Rounding a sandy bend, we hit the unexpected — a cattle guard, a contraption of metal bars put in the ground to deter cow crossings. Fisher clips it with the right tires. The car flips. We roll completely over, landing upright.

The car is banged up. We aren't. My first thought: Thank God for safety belts. A later thought: Be careful in that Porsche, Adam.

Hancock says Centrix's Baja journey can be “life altering,” sometimes in unanticipated ways.

“We've had people return home and announce a divorce or quit a job, saying, ‘There's more to life.’ One dealership called us when that occurred, and said, ‘What the heck happened out there?’”

Such extreme reactions are anomalies, likely a release of feelings built up before Baja.

Most people go home savoring the memories, recounting the experiences and, certainly in my case, feeling awfully lucky.

Centrix Finds New Way for Sub-prime Lending

In 1998, Robert Sutton, a venture capitalist with no experience in auto finance, purchased ailing Centrix Financial, an automotive sub-prime firm in Centennial, CO.

Since then, Centrix has gone from a few dozen employees to nearly 600.

It now works with 6,600 dealerships and manages a $1 billion loan portfolio.

Special financing represents about 25% of U.S. credit customers. It's the fastest growing segment of the auto loan industry. It's a $200 billion industry that's active, but not for the faint-hearted, as evidenced by players who've left it in recent years as times got tough and default rates rose.

Sutton brings a new way of doing business to sub-prime. His business model is designed to focus on risk management and address the shortcomings of traditional approaches to special financing.

Centrix arranges loans through credit unions that, by their charters, are not permitted directly to partake in “risky” financing.

But they are intended to help those who need it. So Sutton worked out a deal with credit unions. They provide the loans, Centrix assumes the liabilities and the collection responsibilities.

Today's typical sub-prime customer is not a reckless spendthrift who runs up debts buying big-screen TVs and such.

“Divorce drills down the most,” says Jim Hancock, Centrix's vice president of marketing, explaining how regular people can suddenly become credit challenged.
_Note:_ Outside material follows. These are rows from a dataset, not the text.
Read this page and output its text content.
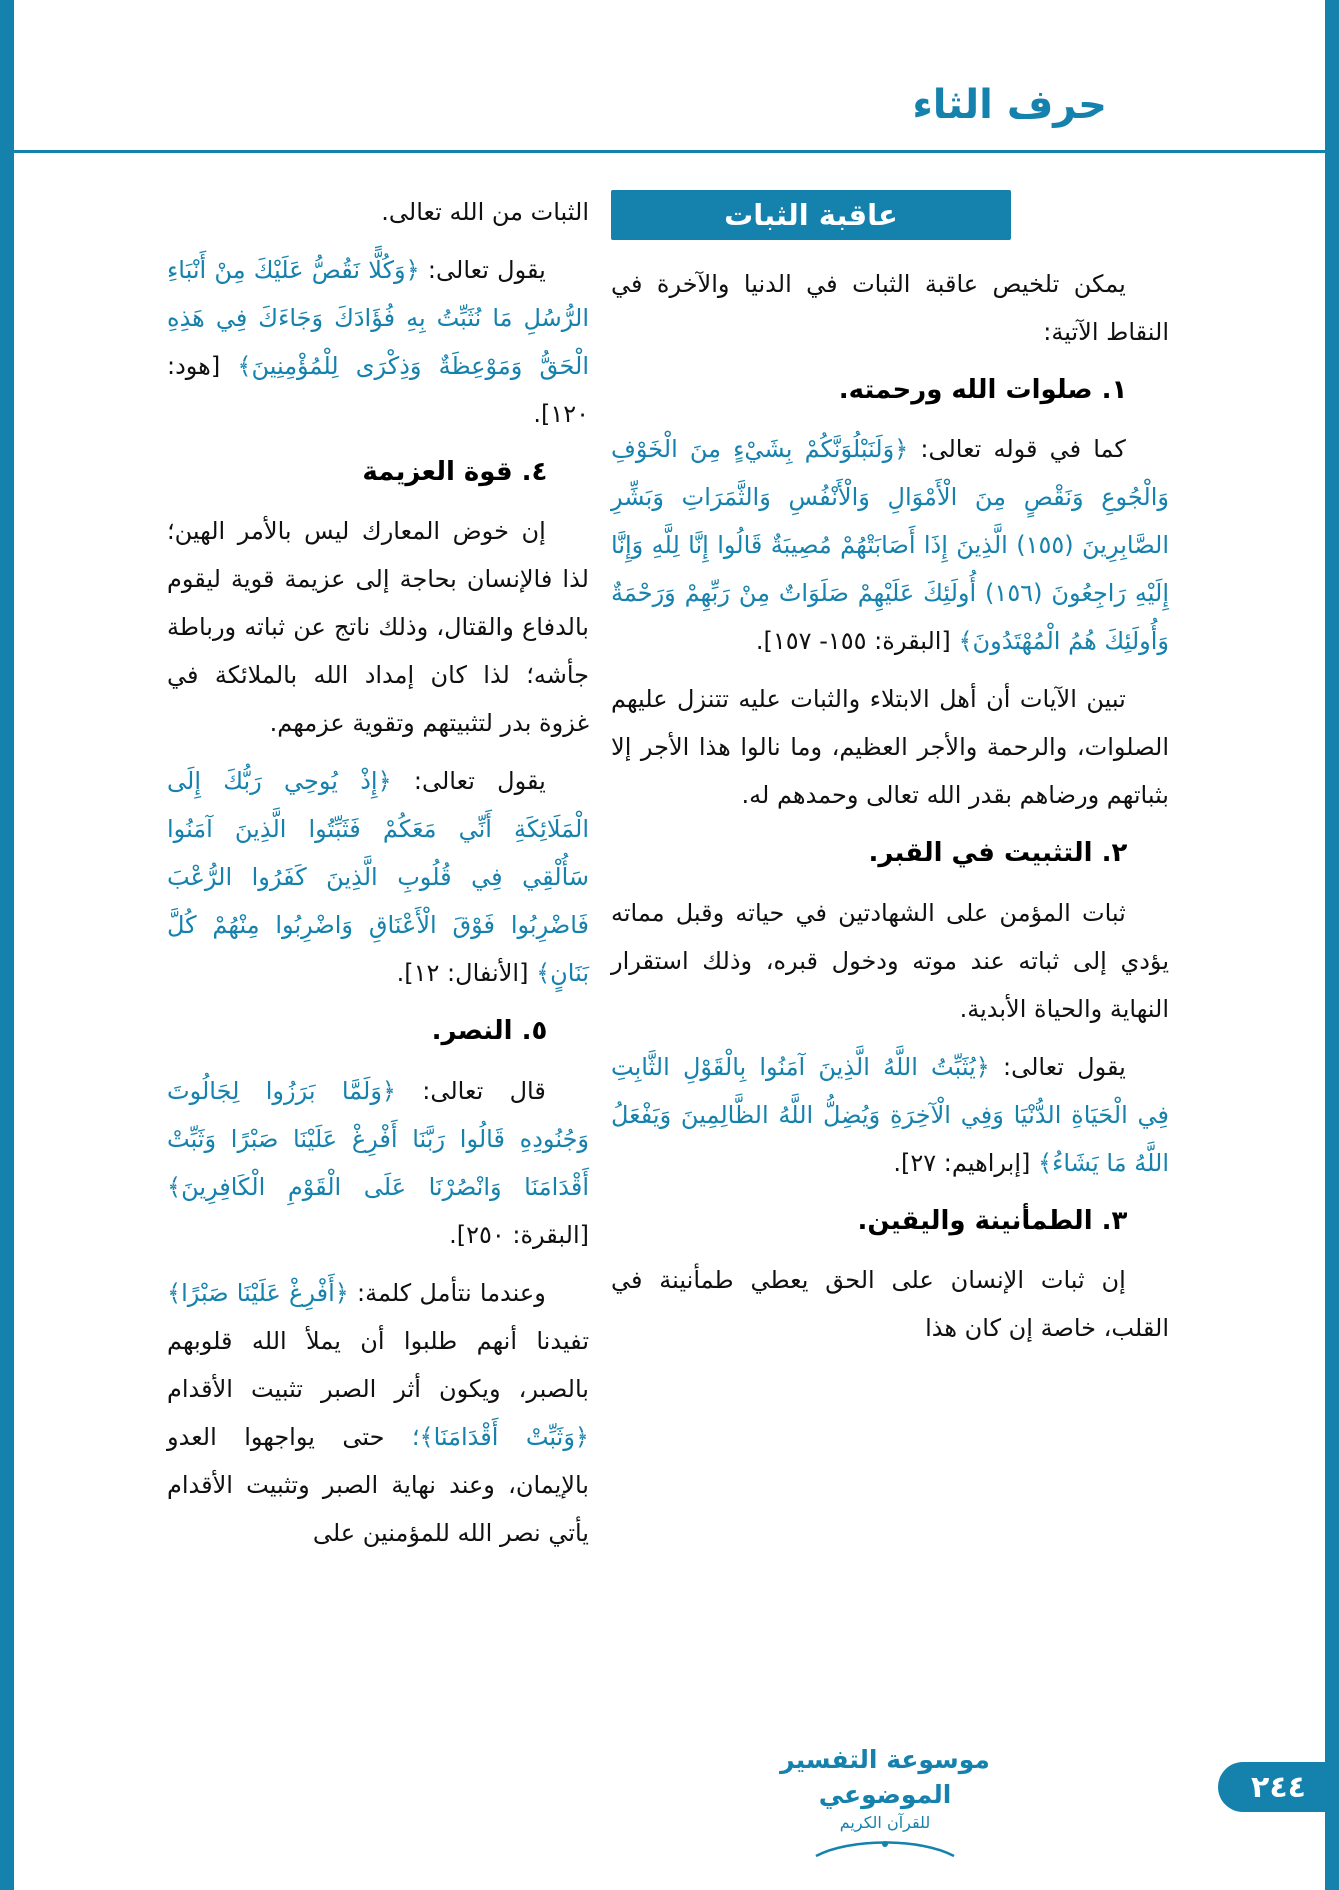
حرف الثاء
عاقبة الثبات

يمكن تلخيص عاقبة الثبات في الدنيا والآخرة في النقاط الآتية:

١. صلوات الله ورحمته.

كما في قوله تعالى: ﴿وَلَنَبْلُوَنَّكُمْ بِشَيْءٍ مِنَ الْخَوْفِ وَالْجُوعِ وَنَقْصٍ مِنَ الْأَمْوَالِ وَالْأَنْفُسِ وَالثَّمَرَاتِ وَبَشِّرِ الصَّابِرِينَ (١٥٥) الَّذِينَ إِذَا أَصَابَتْهُمْ مُصِيبَةٌ قَالُوا إِنَّا لِلَّهِ وَإِنَّا إِلَيْهِ رَاجِعُونَ (١٥٦) أُولَئِكَ عَلَيْهِمْ صَلَوَاتٌ مِنْ رَبِّهِمْ وَرَحْمَةٌ وَأُولَئِكَ هُمُ الْمُهْتَدُونَ﴾ [البقرة: ١٥٥- ١٥٧].

تبين الآيات أن أهل الابتلاء والثبات عليه تتنزل عليهم الصلوات، والرحمة والأجر العظيم، وما نالوا هذا الأجر إلا بثباتهم ورضاهم بقدر الله تعالى وحمدهم له.

٢. التثبيت في القبر.

ثبات المؤمن على الشهادتين في حياته وقبل مماته يؤدي إلى ثباته عند موته ودخول قبره، وذلك استقرار النهاية والحياة الأبدية.

يقول تعالى: ﴿يُثَبِّتُ اللَّهُ الَّذِينَ آمَنُوا بِالْقَوْلِ الثَّابِتِ فِي الْحَيَاةِ الدُّنْيَا وَفِي الْآخِرَةِ وَيُضِلُّ اللَّهُ الظَّالِمِينَ وَيَفْعَلُ اللَّهُ مَا يَشَاءُ﴾ [إبراهيم: ٢٧].

٣. الطمأنينة واليقين.

إن ثبات الإنسان على الحق يعطي طمأنينة في القلب، خاصة إن كان هذا

الثبات من الله تعالى.

يقول تعالى: ﴿وَكُلًّا نَقُصُّ عَلَيْكَ مِنْ أَنْبَاءِ الرُّسُلِ مَا نُثَبِّتُ بِهِ فُؤَادَكَ وَجَاءَكَ فِي هَذِهِ الْحَقُّ وَمَوْعِظَةٌ وَذِكْرَى لِلْمُؤْمِنِينَ﴾ [هود: ١٢٠].

٤. قوة العزيمة

إن خوض المعارك ليس بالأمر الهين؛ لذا فالإنسان بحاجة إلى عزيمة قوية ليقوم بالدفاع والقتال، وذلك ناتج عن ثباته ورباطة جأشه؛ لذا كان إمداد الله بالملائكة في غزوة بدر لتثبيتهم وتقوية عزمهم.

يقول تعالى: ﴿إِذْ يُوحِي رَبُّكَ إِلَى الْمَلَائِكَةِ أَنِّي مَعَكُمْ فَثَبِّتُوا الَّذِينَ آمَنُوا سَأُلْقِي فِي قُلُوبِ الَّذِينَ كَفَرُوا الرُّعْبَ فَاضْرِبُوا فَوْقَ الْأَعْنَاقِ وَاضْرِبُوا مِنْهُمْ كُلَّ بَنَانٍ﴾ [الأنفال: ١٢].

٥. النصر.

قال تعالى: ﴿وَلَمَّا بَرَزُوا لِجَالُوتَ وَجُنُودِهِ قَالُوا رَبَّنَا أَفْرِغْ عَلَيْنَا صَبْرًا وَثَبِّتْ أَقْدَامَنَا وَانْصُرْنَا عَلَى الْقَوْمِ الْكَافِرِينَ﴾ [البقرة: ٢٥٠].

وعندما نتأمل كلمة: ﴿أَفْرِغْ عَلَيْنَا صَبْرًا﴾ تفيدنا أنهم طلبوا أن يملأ الله قلوبهم بالصبر، ويكون أثر الصبر تثبيت الأقدام ﴿وَثَبِّتْ أَقْدَامَنَا﴾؛ حتى يواجهوا العدو بالإيمان، وعند نهاية الصبر وتثبيت الأقدام يأتي نصر الله للمؤمنين على

موسوعة التفسير الموضوعي
للقرآن الكريم
٢٤٤
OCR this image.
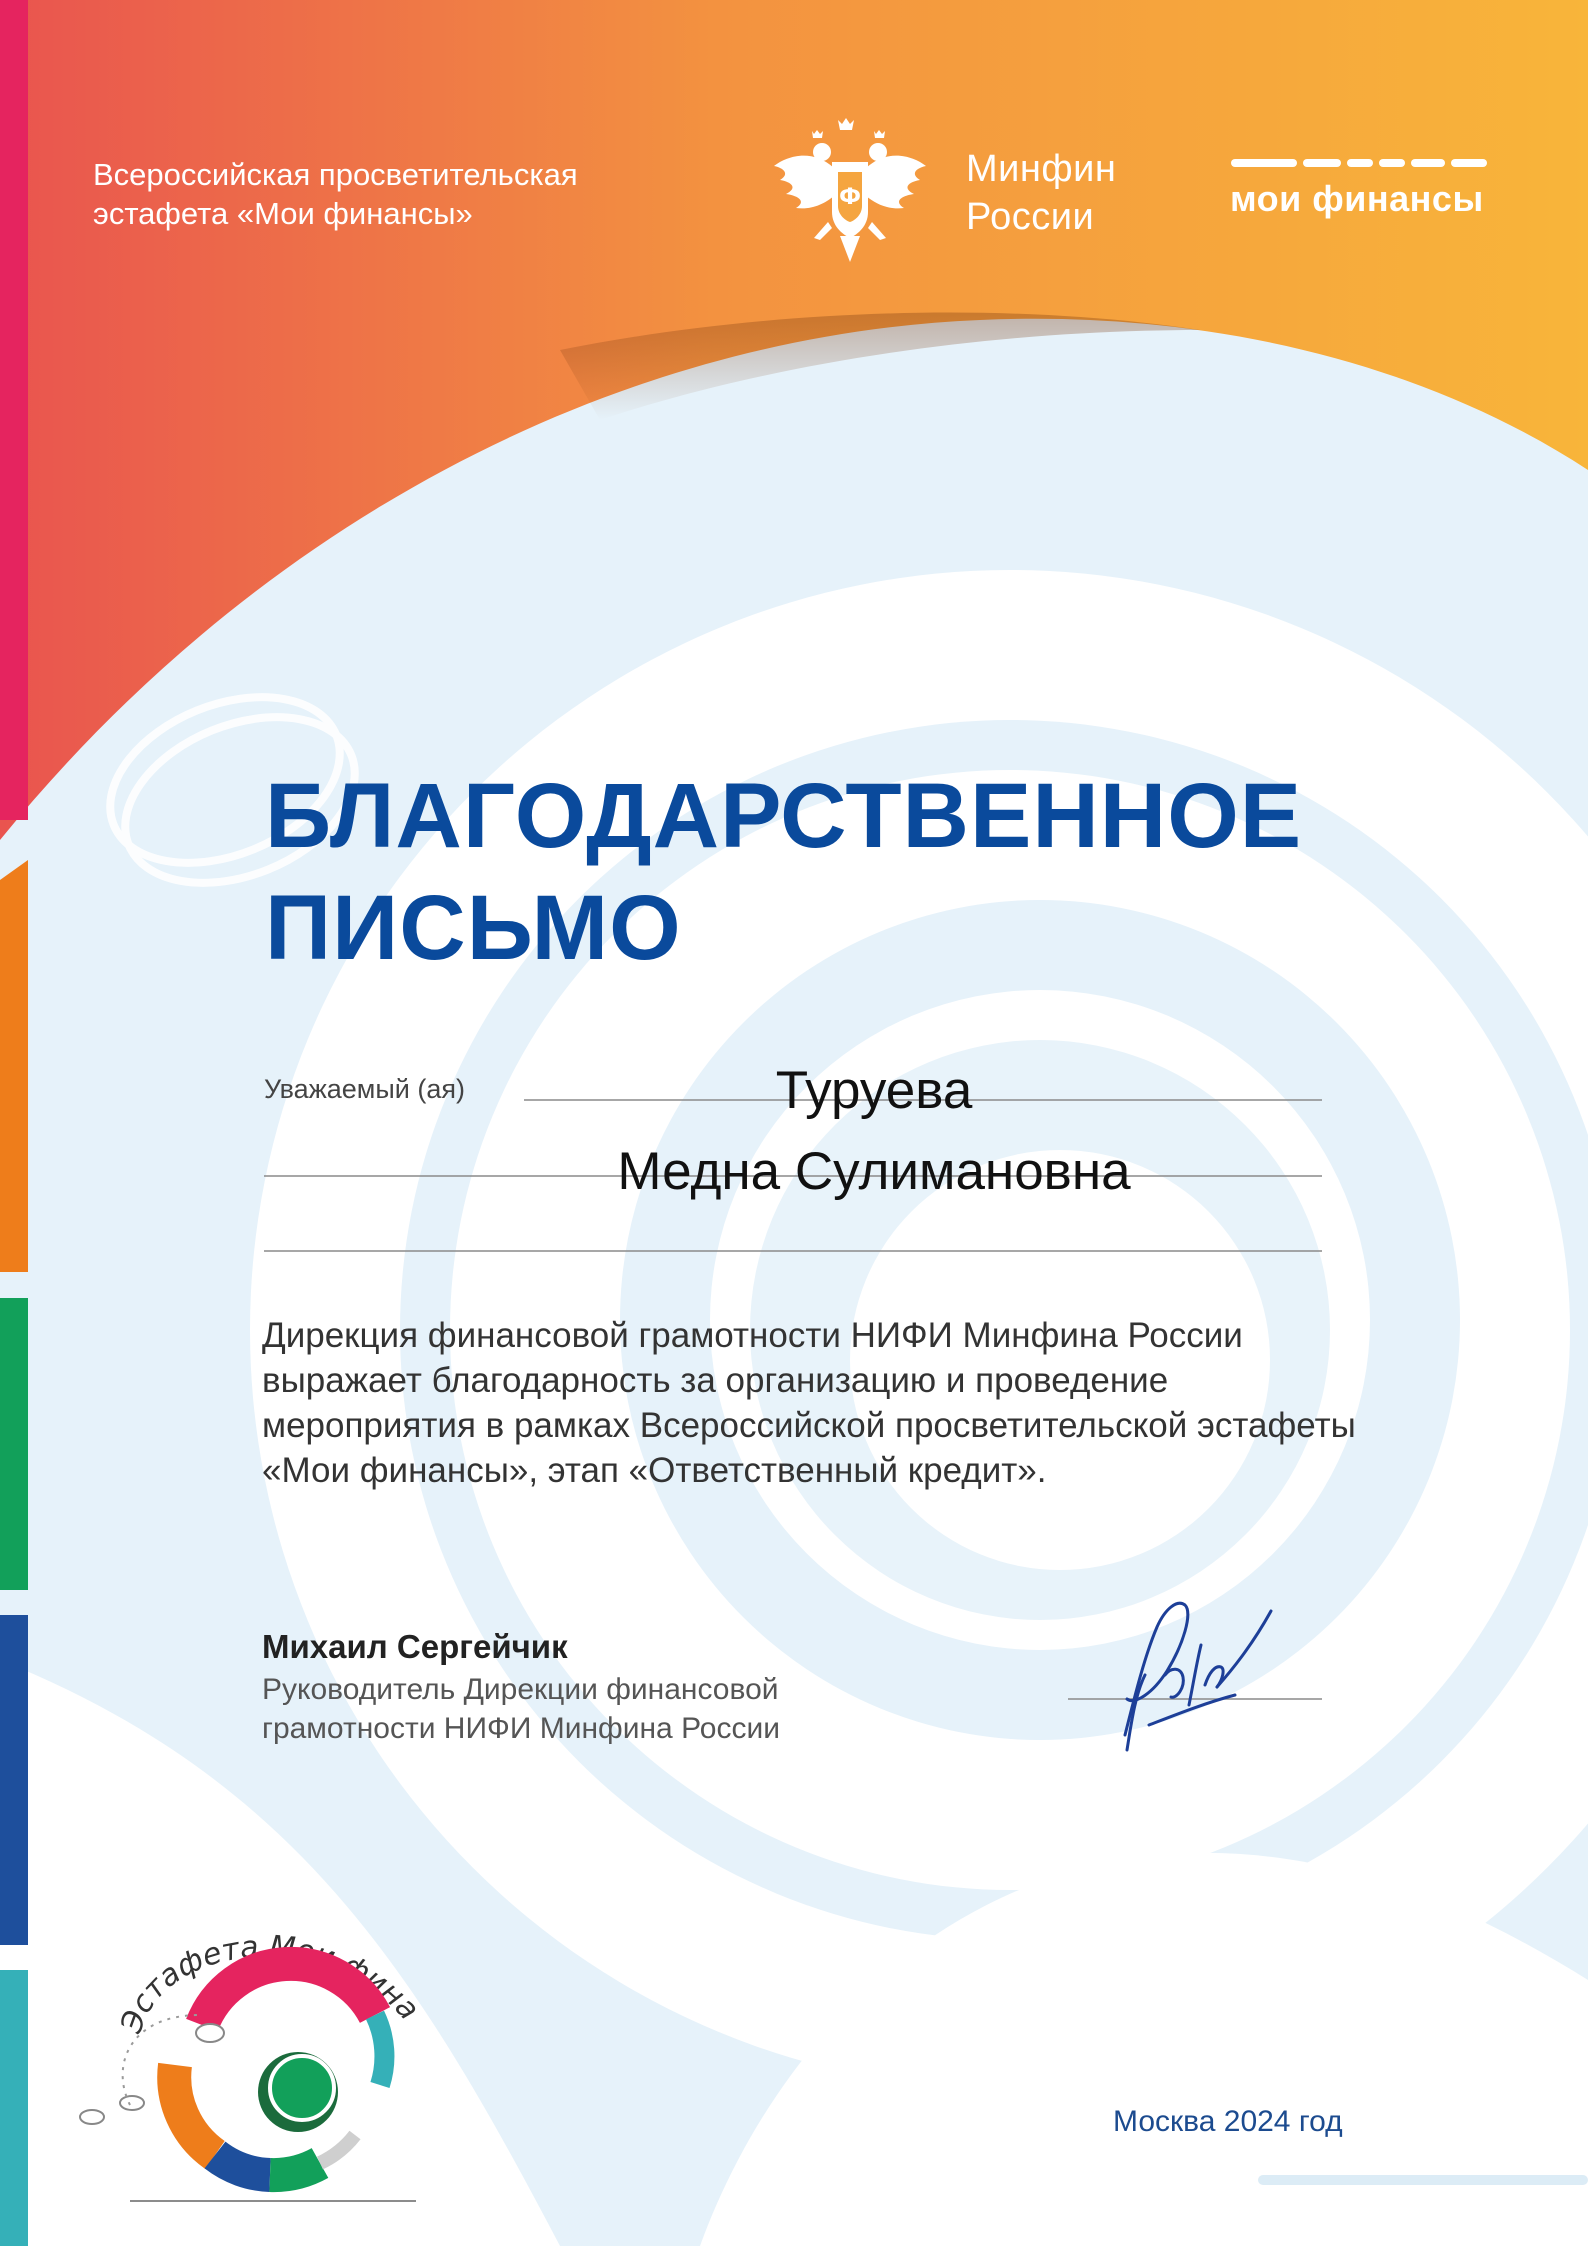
Всероссийская просветительская
эстафета «Мои финансы»	Ф
Минфин
России	мои финансы
БЛАГОДАРСТВЕННОЕ
ПИСЬМО
Уважаемый (ая)	Туруева
Медна Сулимановна
Дирекция финансовой грамотности НИФИ Минфина России выражает благодарность за организацию и проведение мероприятия в рамках Всероссийской просветительской эстафеты «Мои финансы», этап «Ответственный кредит».
Михаил Сергейчик
Руководитель Дирекции финансовой
грамотности НИФИ Минфина России
Эстафета Мои фина
Москва 2024 год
He cites another reason: Medical bill collectors have become most aggressive, and their efforts can push many people without medical insurance into sub-prime levels.

“Centrix notes those changes, and understands the situations behind them,” says Hancock. “We let people know that we'll work with them if they work with us.”

The highest priority is service and collection. Centrix doesn't wait 30 days if someone misses a loan payment. “We call in three days to see if people are OK,” says Sutton.